We should be aware of that it is good to be here and now, not looking from the outside – interview with Agnes Obel

Agnes Obel is a Danish artist living in Berlin, who began playing piano in the age of six. Her mother was a brilliant musician and her father was a collector of exotic instruments. Because of the growing up surrounded by art, Agnes’ inspirations came from Swedish jazz pianist John Johansson, to more popular music such as PJ Harvey, Claude Debussy, Roy Orbison and Joni Mitchell. Her debut album Philharmonics has been certified five-times platinum, but thanks to Aventine the vocalist become popular not only in Europe, but in the United States. The third album of Obel Citizen Of Glass from 2016 is about transparency in human life and there is a tour connected with it. Agnes played in Wrocław on 39th May, and in Łódź on 31st May; before the second concert, in Łódź, we talked about the album, social media, Berlin and Krzysztof Kieślowski’s movies.

Małgorzata Kilijanek: We are meeting during your Citizen Of Glass tour. When I was making a review of album titled the same I was intrigued by the idea of it. The citizen of glass means someone, who is transparent and came from german gläserner burger – individual, who losts its privacy. It’s negative term, but can it be inspiring?

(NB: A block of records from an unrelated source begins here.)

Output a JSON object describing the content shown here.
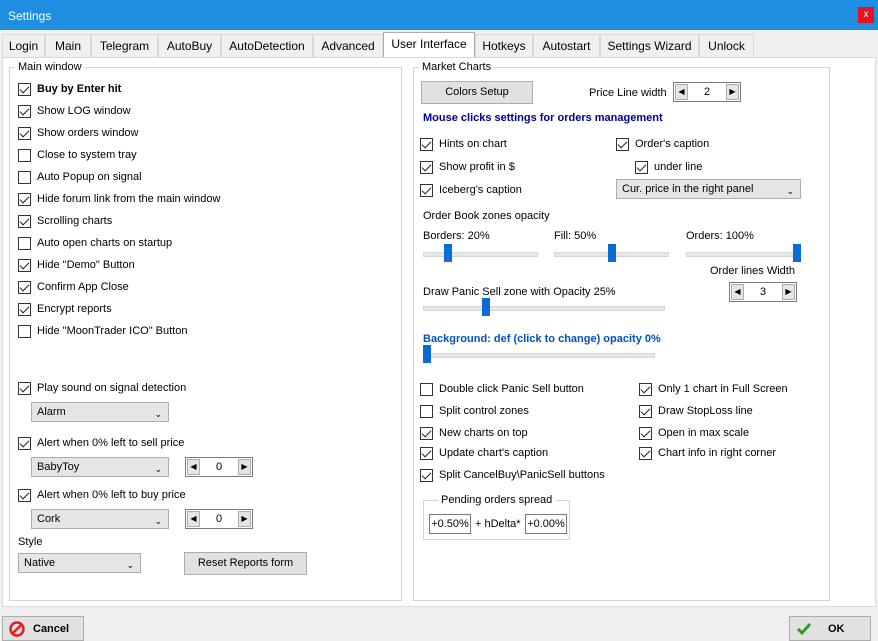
{
  "window": {
    "title": "Settings",
    "close_label": "x"
  },
  "tabs": [
    "Login",
    "Main",
    "Telegram",
    "AutoBuy",
    "AutoDetection",
    "Advanced",
    "User Interface",
    "Hotkeys",
    "Autostart",
    "Settings Wizard",
    "Unlock"
  ],
  "active_tab": "User Interface",
  "main_window": {
    "legend": "Main window",
    "items": [
      {
        "label": "Buy by Enter hit",
        "checked": true
      },
      {
        "label": "Show LOG window",
        "checked": true
      },
      {
        "label": "Show orders window",
        "checked": true
      },
      {
        "label": "Close to system tray",
        "checked": false
      },
      {
        "label": "Auto Popup on signal",
        "checked": false
      },
      {
        "label": "Hide forum link from the main window",
        "checked": true
      },
      {
        "label": "Scrolling charts",
        "checked": true
      },
      {
        "label": "Auto open charts on startup",
        "checked": false
      },
      {
        "label": "Hide \"Demo\" Button",
        "checked": true
      },
      {
        "label": "Confirm App Close",
        "checked": true
      },
      {
        "label": "Encrypt reports",
        "checked": true
      },
      {
        "label": "Hide \"MoonTrader ICO\" Button",
        "checked": false
      }
    ],
    "play_sound": {
      "label": "Play sound on signal detection",
      "checked": true
    },
    "sound_select": "Alarm",
    "alert_sell": {
      "label": "Alert when 0% left to sell price",
      "checked": true
    },
    "sell_select": "BabyToy",
    "sell_spin": "0",
    "alert_buy": {
      "label": "Alert when 0% left to buy price",
      "checked": true
    },
    "buy_select": "Cork",
    "buy_spin": "0",
    "style_label": "Style",
    "style_select": "Native",
    "reset_button": "Reset Reports form"
  },
  "market_charts": {
    "legend": "Market Charts",
    "colors_button": "Colors Setup",
    "price_line_label": "Price Line width",
    "price_line_value": "2",
    "mouse_heading": "Mouse clicks settings for orders management",
    "hints": {
      "label": "Hints on chart",
      "checked": true
    },
    "show_profit": {
      "label": "Show profit in $",
      "checked": true
    },
    "iceberg": {
      "label": "Iceberg's caption",
      "checked": true
    },
    "order_caption": {
      "label": "Order's caption",
      "checked": true
    },
    "under_line": {
      "label": "under line",
      "checked": true
    },
    "price_select": "Cur. price in the right panel",
    "ob_label": "Order Book zones opacity",
    "borders_label": "Borders: 20%",
    "borders_value": 0.2,
    "fill_label": "Fill: 50%",
    "fill_value": 0.5,
    "orders_label": "Orders: 100%",
    "orders_value": 1.0,
    "order_lines_label": "Order lines Width",
    "order_lines_value": "3",
    "panic_label": "Draw Panic Sell zone with Opacity 25%",
    "panic_value": 0.25,
    "background_label": "Background: def (click to change) opacity 0%",
    "background_value": 0.0,
    "left_checks": [
      {
        "label": "Double click Panic Sell button",
        "checked": false
      },
      {
        "label": "Split control zones",
        "checked": false
      },
      {
        "label": "New charts on top",
        "checked": true
      },
      {
        "label": "Update chart's caption",
        "checked": true
      },
      {
        "label": "Split CancelBuy\\PanicSell buttons",
        "checked": true
      }
    ],
    "right_checks": [
      {
        "label": "Only 1 chart in Full Screen",
        "checked": true
      },
      {
        "label": "Draw StopLoss line",
        "checked": true
      },
      {
        "label": "Open in max scale",
        "checked": true
      },
      {
        "label": "Chart info in right corner",
        "checked": true
      }
    ],
    "pending_legend": "Pending orders spread",
    "pending_a": "+0.50%",
    "pending_mid": "+ hDelta*",
    "pending_b": "+0.00%"
  },
  "footer": {
    "cancel": "Cancel",
    "ok": "OK"
  },
  "colors": {
    "accent": "#1e8fe0",
    "slider": "#0a6cd6",
    "heading": "#000090"
  }
}
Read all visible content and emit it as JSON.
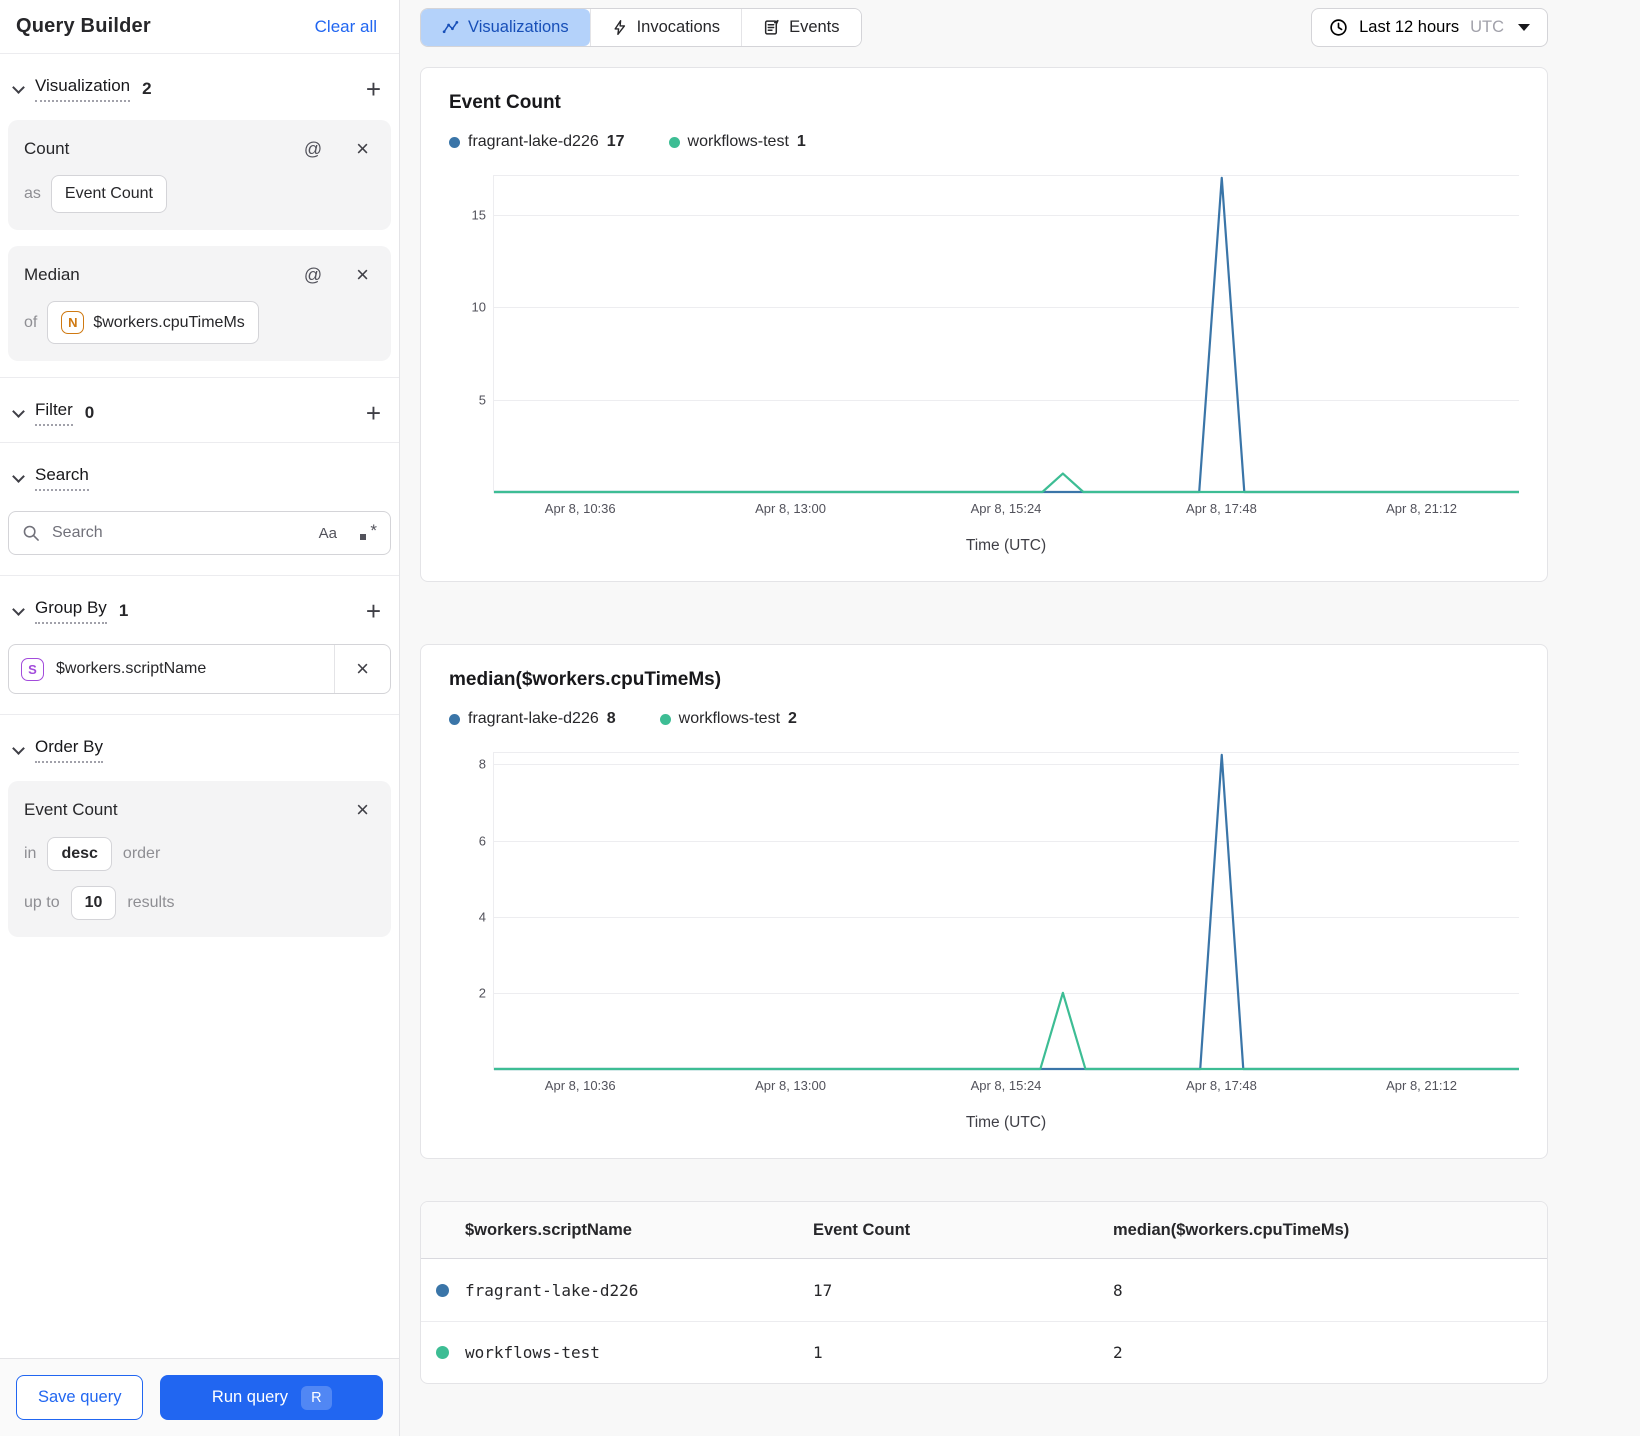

Agnes Obel: Certainly. It is political term, systemic, used in discussions of rights for privacy and it has been big subject in Germany. I took the term not because of the political discussion but because I like that image. I think it’s a great way of describing the fact that you lose your privacy and your secrets. I also thinks it is sort of image for something bigger than that, something which is fitting our time, and maybe it is fitting me, what I do. I couldn’t define what is it. As soon as you have a feeling that something you can’t understand empirically, you can hear, see how it looks and then you know you have something, you can use. So, I’ve taken it and use it much broader than just political, put it into my own context. It’s my own interpretation of this phenomenon.

And after that, during the interviews you have a lot of questions about political issues.

Absolutely, but I’ve got used to that (laugh).

I won’t ask about political issues. We need to say that the glass is tender and fragile, not only transparent. So being a citizen of glass isn’t safe…

It’s not safe, you’re right, it’s fragile. It is also an image that says you’re transparent and you don’t have secrets but on the other hand if you think a about a prism, crystals and light shining forward them, it is also distorting the images. For example, you can compare photo of cover artwork of the tour taken in the city and the second taken here, in the club [Wytwórnia, where the interview was conducted]. You can notice the prisms in front of the camera, so it’s the same image but it is reflected in different versions and it is slightly distorted. I think that it is such a brilliant image of our time, of what we’re doing with ourselves, what we show in the internet. We are photographing and seeing ourselves throuh the others’ eyes, from the distance.

The posters of the tour show you with little balls made of glass, screening the eyes. Face without eyes looks like empty. Do eyes show human identity? Are they important to get to know more about people?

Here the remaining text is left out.